The Cornish organization’s vice president was the writer, poet and editor, Witter Bynner. He had been active in the women’s suffrage movement before the league was founded. As he wrote in his journal, he believed that “Every artifice of inequality and privilege must be broken down.” Witter led the male marchers in the giant equal suffrage parade in New York City on May 6, 1911, and he later traveled around New Hampshire to speak on the suffrage cause.

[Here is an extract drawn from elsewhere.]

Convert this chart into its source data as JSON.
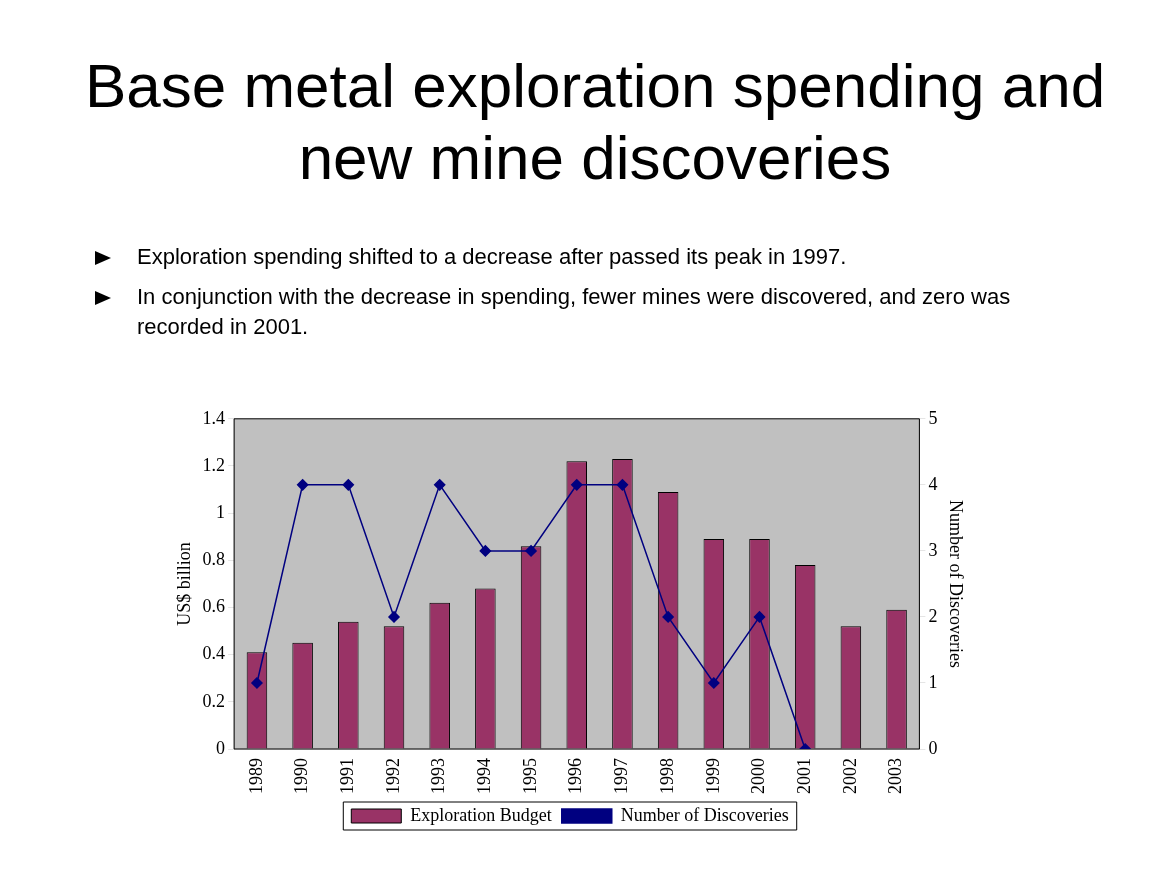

The organization’s treasurer was Mabel Harlakenden Churchill. She was the wife of the best-selling novelist Winston Churchill, who was a leader among the Progressive Republicans in New Hampshire. Other Cornish Colony members who were active in the league were Adeline Pond Adams, a biographer and poet; journalist Philip Littell and his wife Fanny; landscape architect Rose Standish Nichols; and the illustrator Maxfield Parrish, his wife Lydia, and his aunt, the sculptor Anne Parrish. Anne was the organization’s corresponding secretary.
Another Cornish Equal Suffrage League member, Frances Duncan, participated in women’s suffrage rallies in New York and London. She was the first garden editor of Ladies Home Journal magazine. The painter Barry Faulkner, a native of Keene, was also a member of the league. He was a close friend of Homer Saint-Gaudens, son of the sculptor Augustus Saint-Gaudens, from their college days at Harvard. In 1942 Barry would paint the historical murals that adorn the Senate chambers in the New Hampshire State House. Homer, a writer on contemporary art, and his wife, the artist Carlota Dolley Saint-Gaudens, were members of the league, as was his uncle, Louis Saint-Gaudens, and wife Annetta Johnson Saint-Gaudens. Both Louis and Annetta were sculptors.
In the summers of 1913, 1914 and 1915, President Woodrow Wilson leased Winston Churchill’s Cornish property, Harlakenden House, as a vacation home. In July 1913 several suffragists, no doubt associated with the Cornish Equal Suffrage League, attempted to visit his wife, Ellen. Mrs. Wilson declined to let them into the house. She wrote to her husband in Washington, “(They) were extremely disappointed, of course, saying that they did not expect me to put myself on record for them, but it would ‘help them greatly for me just to receive them.’ Doubtless it would, for it would be considered putting myself on record!” President Wilson would be in office in 1920 when the 19th Amendment was ratified.